Many business owners want to give their employees the opportunity to work from home. Particularly, with the new trend of having a work-life balance, I have found that there is an increased pressure on business owners to be more flexible in the working conditions they set for their employees. However, it’s equally important for employers to understand that this can come at a very high price, if the right foundations are not set from the very start.
One of the best ways for business owners to protect themselves from liability is to ensure that each individual who is engaged to work from home, signs a Workplace Health and Safety Agreement. This Agreement may form part of the individual’s employment agreement or may be an entirely separate agreement. Either way, it is essential that both the employer and employee are aware of their obligations under what are a very comprehensive set of regulations.
The benefit of having a Workplace Health and Safety Agreement drawn up is that both parties understand their obligations under the law. Procedures may be put in place under the Agreement to ensure that both parties are complying with the relevant procedures and taking appropriate measures to identify and minimize the risk of potential injury.
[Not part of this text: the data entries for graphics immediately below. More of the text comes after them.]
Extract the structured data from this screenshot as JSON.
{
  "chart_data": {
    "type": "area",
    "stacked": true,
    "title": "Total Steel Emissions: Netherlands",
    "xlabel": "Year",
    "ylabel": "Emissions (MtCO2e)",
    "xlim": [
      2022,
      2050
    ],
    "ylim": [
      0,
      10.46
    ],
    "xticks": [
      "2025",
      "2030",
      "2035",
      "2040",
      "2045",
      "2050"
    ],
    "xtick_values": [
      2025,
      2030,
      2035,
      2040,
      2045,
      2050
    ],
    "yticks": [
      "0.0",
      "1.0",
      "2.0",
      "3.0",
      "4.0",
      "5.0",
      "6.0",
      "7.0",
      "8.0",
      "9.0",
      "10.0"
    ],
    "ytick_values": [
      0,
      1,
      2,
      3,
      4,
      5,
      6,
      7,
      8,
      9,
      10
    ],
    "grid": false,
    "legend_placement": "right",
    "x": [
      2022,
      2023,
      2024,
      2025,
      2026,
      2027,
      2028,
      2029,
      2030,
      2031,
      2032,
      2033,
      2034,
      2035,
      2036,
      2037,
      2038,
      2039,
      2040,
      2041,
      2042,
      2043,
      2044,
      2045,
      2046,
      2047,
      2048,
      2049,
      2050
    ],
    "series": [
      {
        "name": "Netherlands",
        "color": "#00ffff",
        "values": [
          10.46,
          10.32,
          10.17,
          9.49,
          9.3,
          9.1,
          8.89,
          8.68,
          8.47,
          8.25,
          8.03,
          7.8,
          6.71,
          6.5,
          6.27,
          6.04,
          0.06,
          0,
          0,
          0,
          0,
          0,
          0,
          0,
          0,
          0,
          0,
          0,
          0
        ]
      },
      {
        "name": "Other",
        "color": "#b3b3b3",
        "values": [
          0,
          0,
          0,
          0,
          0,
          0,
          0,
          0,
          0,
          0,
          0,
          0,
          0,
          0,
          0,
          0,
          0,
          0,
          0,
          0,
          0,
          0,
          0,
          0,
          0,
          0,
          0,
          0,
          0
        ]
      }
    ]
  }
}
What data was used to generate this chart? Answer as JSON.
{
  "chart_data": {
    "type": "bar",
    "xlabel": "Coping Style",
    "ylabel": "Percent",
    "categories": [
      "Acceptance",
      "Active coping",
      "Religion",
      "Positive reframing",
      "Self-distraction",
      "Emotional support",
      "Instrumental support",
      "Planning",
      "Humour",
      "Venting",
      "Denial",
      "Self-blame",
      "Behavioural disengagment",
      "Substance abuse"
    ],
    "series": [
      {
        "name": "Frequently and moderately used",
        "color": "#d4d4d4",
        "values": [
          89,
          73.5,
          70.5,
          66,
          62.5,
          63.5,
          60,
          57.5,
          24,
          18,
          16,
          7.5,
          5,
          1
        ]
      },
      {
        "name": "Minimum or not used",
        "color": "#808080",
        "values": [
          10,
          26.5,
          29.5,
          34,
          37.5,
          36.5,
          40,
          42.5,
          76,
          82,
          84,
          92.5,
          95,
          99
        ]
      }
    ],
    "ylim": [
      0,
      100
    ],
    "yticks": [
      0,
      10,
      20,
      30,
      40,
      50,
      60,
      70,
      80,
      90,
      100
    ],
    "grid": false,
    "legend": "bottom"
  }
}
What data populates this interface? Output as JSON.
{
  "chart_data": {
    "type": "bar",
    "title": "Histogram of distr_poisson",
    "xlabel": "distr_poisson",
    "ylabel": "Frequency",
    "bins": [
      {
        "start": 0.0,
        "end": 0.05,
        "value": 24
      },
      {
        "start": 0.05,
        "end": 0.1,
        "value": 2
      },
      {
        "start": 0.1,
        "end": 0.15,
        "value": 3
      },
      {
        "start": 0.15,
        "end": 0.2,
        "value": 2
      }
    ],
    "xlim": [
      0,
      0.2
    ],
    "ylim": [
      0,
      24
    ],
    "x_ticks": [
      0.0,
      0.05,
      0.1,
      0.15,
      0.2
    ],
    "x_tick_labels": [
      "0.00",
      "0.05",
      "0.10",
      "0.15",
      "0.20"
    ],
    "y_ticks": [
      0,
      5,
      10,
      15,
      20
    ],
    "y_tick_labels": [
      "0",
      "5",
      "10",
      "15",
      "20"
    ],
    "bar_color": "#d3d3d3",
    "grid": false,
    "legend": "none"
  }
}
The Agreement can also require that both parties inform each other immediately in the event of a possible breach so that it may be rectified in the most efficient way possible.
Business owners should note that the clauses necessary in a Workplace Health and Safety Agreement differ based on the nature of the relationship between the parties entering into the agreement. For example, if the Agreement is between a principal and contractor, the burden of liability will be far more heavily placed on the contractor than the principal. This is distinct from an Agreement between an employer and employee as the relationship between those two parties at law is very different compared to that of a principal and contractor.